Univariate Quantitative Analysis:
1. Provide a table of descriptive statistics for the quantitative variables (including all measurements of central tendency and dispersion).
2. Create a histogram and boxplot for 3 quantitative variables of your choice.
3. For the 3 quantitative variables, explain why the mean or the median is the best representation of central tendency and the standard deviation or IQR of dispersion. This is decided by examining the histogram and boxplot. Identify the appropriate measures and state the associated values from the descriptive statistics table in your write up.
Univariate Categorical Analysis:
4. Create univariate frequency tables (frequency and percent) for the 3 categorical variables.
5. Create a bar chart and pie chart for the 3 categorical variables.
6. For each variable comment on the frequency distribution including the mode.
Bivariate Analysis 2 Categorical:
7. Using the Pivot Table tool, provide a contingency table for two categorical variables that you are interested in exploring the relationship between. Determine which variable you think may ‘explain’ the response of the other variables. The variable that explains should be on the rows and the variable that responds should be on the columns.
8. Report on the frequency and percent distribution of the two variables. Comment on anything you find particularly interesting about the relationship.
9. Create a grouped bar chart, a stacked bar chart, and a 100% stacked bar chart. The variable that ‘explains’ should be along the x-axis and the variable that ‘responds’ should be represented by the colors of the bars in the legend.
10. Describe the differences between these graphics and determine which graph(s) is a better visualization of the relationship of the two variables.

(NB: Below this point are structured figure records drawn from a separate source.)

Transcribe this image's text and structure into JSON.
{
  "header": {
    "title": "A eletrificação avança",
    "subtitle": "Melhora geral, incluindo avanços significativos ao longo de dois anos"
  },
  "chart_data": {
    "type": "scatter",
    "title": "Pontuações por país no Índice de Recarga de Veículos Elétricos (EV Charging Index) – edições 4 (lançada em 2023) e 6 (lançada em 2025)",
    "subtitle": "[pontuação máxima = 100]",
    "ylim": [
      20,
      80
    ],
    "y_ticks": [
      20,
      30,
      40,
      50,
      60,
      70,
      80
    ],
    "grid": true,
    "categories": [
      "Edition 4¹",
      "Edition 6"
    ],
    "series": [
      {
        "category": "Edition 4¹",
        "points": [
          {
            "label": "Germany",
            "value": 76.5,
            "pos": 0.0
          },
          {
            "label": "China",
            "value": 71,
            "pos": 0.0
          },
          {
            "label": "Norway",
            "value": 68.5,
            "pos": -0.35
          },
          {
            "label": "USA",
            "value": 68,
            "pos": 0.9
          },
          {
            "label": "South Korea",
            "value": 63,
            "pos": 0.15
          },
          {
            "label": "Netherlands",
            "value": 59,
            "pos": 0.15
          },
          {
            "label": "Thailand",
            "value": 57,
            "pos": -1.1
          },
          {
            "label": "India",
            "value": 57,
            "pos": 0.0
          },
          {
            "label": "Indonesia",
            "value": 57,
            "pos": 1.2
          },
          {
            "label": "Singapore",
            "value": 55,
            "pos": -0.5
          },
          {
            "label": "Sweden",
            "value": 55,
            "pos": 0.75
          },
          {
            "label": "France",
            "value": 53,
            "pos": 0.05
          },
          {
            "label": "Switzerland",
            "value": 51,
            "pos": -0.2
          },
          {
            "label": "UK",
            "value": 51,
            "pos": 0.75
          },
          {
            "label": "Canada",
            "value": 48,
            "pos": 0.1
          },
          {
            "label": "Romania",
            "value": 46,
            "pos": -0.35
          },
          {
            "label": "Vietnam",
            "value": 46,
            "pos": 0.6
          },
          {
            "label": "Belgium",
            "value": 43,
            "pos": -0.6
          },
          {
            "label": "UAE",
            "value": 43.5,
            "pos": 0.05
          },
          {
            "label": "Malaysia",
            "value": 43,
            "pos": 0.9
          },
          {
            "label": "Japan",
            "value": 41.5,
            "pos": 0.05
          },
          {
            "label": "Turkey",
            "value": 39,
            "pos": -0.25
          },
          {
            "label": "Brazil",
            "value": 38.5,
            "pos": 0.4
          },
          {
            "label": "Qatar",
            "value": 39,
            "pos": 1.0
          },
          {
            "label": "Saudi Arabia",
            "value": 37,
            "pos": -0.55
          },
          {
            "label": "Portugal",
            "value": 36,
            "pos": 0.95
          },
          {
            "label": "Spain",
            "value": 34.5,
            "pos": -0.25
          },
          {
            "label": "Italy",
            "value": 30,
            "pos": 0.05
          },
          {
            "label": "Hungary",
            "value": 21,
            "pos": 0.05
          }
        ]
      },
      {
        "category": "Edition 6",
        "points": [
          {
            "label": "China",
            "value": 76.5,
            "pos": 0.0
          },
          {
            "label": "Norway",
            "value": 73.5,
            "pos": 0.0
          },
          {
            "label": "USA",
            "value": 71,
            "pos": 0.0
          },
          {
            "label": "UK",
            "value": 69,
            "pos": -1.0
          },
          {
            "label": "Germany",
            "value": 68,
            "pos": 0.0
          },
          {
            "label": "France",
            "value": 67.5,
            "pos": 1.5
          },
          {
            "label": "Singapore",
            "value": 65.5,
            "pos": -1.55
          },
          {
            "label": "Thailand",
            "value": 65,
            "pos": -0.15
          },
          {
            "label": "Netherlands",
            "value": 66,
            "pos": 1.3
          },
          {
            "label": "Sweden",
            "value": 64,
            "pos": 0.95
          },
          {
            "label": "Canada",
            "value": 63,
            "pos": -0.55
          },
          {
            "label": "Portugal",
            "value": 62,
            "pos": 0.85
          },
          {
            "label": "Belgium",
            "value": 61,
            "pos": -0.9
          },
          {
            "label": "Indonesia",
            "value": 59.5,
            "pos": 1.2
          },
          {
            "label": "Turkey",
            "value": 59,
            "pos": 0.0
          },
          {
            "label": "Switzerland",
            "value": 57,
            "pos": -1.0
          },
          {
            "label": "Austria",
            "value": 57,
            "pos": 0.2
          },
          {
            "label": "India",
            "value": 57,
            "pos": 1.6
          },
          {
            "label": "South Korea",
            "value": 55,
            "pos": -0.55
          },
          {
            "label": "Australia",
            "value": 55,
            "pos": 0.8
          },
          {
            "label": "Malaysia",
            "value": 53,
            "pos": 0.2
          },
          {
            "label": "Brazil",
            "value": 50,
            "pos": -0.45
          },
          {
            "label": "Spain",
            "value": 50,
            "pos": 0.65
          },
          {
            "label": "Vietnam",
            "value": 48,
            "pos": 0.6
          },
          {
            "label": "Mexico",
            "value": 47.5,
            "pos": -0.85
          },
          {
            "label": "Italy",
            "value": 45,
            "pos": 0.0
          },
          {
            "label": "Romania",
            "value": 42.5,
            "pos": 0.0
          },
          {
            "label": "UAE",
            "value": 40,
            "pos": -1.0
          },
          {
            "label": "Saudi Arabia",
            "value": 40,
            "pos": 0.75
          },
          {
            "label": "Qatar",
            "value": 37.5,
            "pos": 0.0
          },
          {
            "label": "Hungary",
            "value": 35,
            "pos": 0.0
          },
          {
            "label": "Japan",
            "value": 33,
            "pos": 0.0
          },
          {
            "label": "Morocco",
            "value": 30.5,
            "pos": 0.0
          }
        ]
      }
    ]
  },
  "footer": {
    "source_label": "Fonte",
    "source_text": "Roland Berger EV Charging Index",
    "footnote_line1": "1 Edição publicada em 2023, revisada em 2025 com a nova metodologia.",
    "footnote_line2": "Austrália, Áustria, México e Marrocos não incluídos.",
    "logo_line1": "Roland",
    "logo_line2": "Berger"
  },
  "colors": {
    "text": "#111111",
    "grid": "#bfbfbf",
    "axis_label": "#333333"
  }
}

Bivariate Analysis 1 Cat 1 Quant:
11. Perform a stratified analysis of the mean of the quantitative variables “TV”, “computer”, “Sleep”, “alcohol”, “exercise”, and “GPA” by the “Seat” variable. Compare and contrast the mean of the quantitative variables between the categories.
12. Pick one of the quantitative variables that you feel has an interesting relationship with your categorical variable. Explore the relationship further by creating side-by-side boxplots of the quantitative variable stratified by the categorical variable you chose.
13. Report on the distributions of the quantitative variable across the different categories. Compare things like the median, IQR, range, quartiles, and outliers. Comment on anything you find particularly interesting about the relationship.
Bivariate Analysis 2 Quant:
14. Create a scatterplot of two quantitative variables that you are interested in exploring the relationship between. Determine which variable you think may ‘explain’ the response of the other variables. The variable that explains should be on the x-axis and the variable that responds should be on the y-axis. (For example, the number of square feet in a house explains the price of the house. Square feet is the explanatory variable and price is the response variable)
15. Describe the relationship you observe between these two variables, based on shape, strength, and direction.
Confidence Interval:
16. Construct and report 90%, 95% and 99% confidence intervals for a quantitative variable of your choice.
17. What do you notice as the confidence level increases? Interpret the 95% confidence interval in context.
Variable Creation:
18. Create a new categorical variable from one of the original quantitative variables.
19. Explain how and or why you chose the cut points for your categories.
20. Perform a stratified analysis of an original categorical variable of your choice by your newly created categorical variable. Report on the frequency and percent distributions between the categorical variable. Comment on anything you find particularly interesting about the relationships.
Sampling:
21. Generate a random sample of 30 observations called “ucdavis_sample1”.
22. Export your new sample to a CSV and turn in your sample with the project deliverables. Use the naming convention lastname_firstname_gss_sample1 (carder_nicole_ucdavis_sample1.csv)